19 August 2007

The Libertarian Schism

There seems to be a shift in libertarianism caused by the War on Terror. Paleolibertarians oppose the war while Neolibertarians favor the war.

The biggest paleolibertarian is Lew Rockwell who has said the following: "Paleolibertarianism holds with Lord Acton that liberty is the highest political end of man, and that all forms of government intervention — economic, cultural, social, international — amount to an attack on prosperity, morals, and bourgeois civilization itself, and thus must be opposed at all levels and without compromise." He then goes on to say, "What's more, paleolibertarianism distinguishes itself from left-libertarianism because it has made its peace with religion as the bedrock of liberty, property, and the natural order."

Paleolibertarianism has made peace with religion? The question that comes to my mind is: which religion? Christianity, Islam, Satanism, Scientology? What does it mean that paleolibertarians have made peace with religion? Do they favor theocracy? If so, that is a contradiction because theocracy is inherently anti-freedom. Many religious people are happy to ban pornography and censor the Internet in the same way the Chinese Communist Party censors the Internet. If paleolibertarians make peace with religion, will they allow this? If they do, how can they claim that "all forms of government intervention - economic, cultural, social, international - amount to an attack on prosperity, moral, and bourgeois civilization itself"? How?

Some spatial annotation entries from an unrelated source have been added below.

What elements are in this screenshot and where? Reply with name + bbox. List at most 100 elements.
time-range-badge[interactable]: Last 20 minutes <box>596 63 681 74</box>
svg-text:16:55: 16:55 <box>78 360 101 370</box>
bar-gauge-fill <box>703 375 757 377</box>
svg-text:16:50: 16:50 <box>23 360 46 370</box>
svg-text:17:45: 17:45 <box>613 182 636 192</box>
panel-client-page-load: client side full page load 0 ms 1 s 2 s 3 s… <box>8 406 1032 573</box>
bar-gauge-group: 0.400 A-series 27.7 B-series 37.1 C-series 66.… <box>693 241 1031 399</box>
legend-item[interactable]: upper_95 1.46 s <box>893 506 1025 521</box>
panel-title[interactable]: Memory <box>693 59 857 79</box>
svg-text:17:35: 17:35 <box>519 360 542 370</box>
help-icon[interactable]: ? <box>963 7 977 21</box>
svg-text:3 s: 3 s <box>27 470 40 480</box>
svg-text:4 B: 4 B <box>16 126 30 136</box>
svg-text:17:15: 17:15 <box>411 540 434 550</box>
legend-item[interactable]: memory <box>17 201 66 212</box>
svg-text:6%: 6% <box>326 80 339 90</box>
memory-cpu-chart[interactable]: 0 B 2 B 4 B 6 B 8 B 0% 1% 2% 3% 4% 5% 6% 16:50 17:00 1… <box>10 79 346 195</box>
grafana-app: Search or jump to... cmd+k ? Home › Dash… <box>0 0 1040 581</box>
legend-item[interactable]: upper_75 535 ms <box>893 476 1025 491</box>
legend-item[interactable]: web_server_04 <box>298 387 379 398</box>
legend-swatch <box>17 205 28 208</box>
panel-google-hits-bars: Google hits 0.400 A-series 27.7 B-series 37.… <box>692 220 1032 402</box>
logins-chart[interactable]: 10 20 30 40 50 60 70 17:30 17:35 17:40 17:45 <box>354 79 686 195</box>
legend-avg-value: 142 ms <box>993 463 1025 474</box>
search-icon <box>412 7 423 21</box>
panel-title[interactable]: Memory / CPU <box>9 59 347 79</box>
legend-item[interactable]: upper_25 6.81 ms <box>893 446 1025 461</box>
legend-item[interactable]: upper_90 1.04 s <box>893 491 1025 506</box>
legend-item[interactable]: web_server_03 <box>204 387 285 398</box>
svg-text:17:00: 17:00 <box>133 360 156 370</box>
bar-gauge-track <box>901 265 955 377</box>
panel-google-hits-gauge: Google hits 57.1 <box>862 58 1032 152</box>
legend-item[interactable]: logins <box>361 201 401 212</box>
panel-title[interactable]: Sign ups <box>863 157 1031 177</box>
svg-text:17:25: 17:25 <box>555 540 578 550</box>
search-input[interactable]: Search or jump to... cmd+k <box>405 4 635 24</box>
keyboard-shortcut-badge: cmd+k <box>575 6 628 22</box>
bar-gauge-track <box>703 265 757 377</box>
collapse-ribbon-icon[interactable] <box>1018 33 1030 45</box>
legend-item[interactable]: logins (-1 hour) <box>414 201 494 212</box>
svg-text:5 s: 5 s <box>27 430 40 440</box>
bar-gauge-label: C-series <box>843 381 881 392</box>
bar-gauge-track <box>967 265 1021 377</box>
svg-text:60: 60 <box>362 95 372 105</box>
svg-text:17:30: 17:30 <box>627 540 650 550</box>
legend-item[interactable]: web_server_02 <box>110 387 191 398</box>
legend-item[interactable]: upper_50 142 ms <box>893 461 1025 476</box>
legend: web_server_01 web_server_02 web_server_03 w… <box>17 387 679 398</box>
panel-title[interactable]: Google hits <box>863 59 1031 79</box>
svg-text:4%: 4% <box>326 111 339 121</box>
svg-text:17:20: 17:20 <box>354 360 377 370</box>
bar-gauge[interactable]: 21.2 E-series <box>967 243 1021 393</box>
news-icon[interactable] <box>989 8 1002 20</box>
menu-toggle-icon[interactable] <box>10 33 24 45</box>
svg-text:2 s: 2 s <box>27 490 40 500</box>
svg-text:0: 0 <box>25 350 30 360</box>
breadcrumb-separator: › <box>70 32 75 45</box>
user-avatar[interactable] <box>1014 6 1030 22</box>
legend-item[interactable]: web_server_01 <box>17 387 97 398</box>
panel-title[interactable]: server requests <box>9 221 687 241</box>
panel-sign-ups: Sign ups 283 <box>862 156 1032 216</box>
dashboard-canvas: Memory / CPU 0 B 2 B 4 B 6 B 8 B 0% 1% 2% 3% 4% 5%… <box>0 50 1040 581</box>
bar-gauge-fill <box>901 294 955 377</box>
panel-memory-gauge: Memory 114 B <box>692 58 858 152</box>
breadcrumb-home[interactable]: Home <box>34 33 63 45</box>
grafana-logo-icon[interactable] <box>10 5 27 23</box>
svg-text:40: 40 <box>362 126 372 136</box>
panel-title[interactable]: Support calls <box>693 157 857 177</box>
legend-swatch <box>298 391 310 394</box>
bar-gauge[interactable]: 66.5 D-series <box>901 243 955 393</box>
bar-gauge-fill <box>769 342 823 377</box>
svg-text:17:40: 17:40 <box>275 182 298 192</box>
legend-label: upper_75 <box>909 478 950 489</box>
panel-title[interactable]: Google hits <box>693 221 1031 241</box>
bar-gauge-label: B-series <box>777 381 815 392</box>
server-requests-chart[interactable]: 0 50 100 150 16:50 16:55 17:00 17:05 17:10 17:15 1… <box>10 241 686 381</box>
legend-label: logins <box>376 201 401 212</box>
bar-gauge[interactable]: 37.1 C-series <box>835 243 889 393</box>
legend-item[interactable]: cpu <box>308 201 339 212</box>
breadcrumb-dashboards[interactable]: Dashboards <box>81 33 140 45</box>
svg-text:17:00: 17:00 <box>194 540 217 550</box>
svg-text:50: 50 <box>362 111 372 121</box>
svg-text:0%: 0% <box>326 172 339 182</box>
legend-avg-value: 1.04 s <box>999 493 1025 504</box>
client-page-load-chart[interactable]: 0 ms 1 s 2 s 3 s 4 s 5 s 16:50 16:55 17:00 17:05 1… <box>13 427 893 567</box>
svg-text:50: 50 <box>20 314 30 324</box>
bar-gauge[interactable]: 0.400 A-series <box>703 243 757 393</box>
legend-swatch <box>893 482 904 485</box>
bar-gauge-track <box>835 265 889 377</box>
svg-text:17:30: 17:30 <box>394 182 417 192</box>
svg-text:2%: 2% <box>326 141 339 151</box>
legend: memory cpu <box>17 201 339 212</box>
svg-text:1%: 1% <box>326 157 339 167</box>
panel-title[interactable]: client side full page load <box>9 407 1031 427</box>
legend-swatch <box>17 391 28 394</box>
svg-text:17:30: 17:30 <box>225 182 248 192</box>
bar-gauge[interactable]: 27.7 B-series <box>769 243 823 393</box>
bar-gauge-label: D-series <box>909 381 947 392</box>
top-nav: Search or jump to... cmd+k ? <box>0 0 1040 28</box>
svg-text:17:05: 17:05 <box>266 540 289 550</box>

Neolibertarianism on the other hand makes more sense. According to the Wikipedia article on neolibertarianism,
Neolibertarians generally believe that the drawing of an arbitrary boundary such as a border does not exclude those outside of it from the inalienable human right of liberty. They believe that if someone truly believes that Liberty is a self-evident, inalienable right, that it is immoral to deny it to those who fall outside the jurisdiction of arbitrarily-drawn borders.

Some neolibertarians consider themselves extremely idealistic - holding deep convictions about the inalienability of liberty across borders. This branch generally believes that no country has a right to vote or mandate against liberty in the public sector, and that those who believe that the right to liberty ends at borders are no better than those who believe that only some WITHIN a country have a right to it; they believe that convictions about the importance of liberty holds no value unless it is applied to every human being on earth, regardless of race, gender, ethnicity, or nationality.
Libertarianism values freedom from the tyranny of the state as well as tyranny from other members of society. If rights are only endowed on those within an artificial border draw by the state, then big government once again determines who has right and who doesn't based on the stroke of a pen.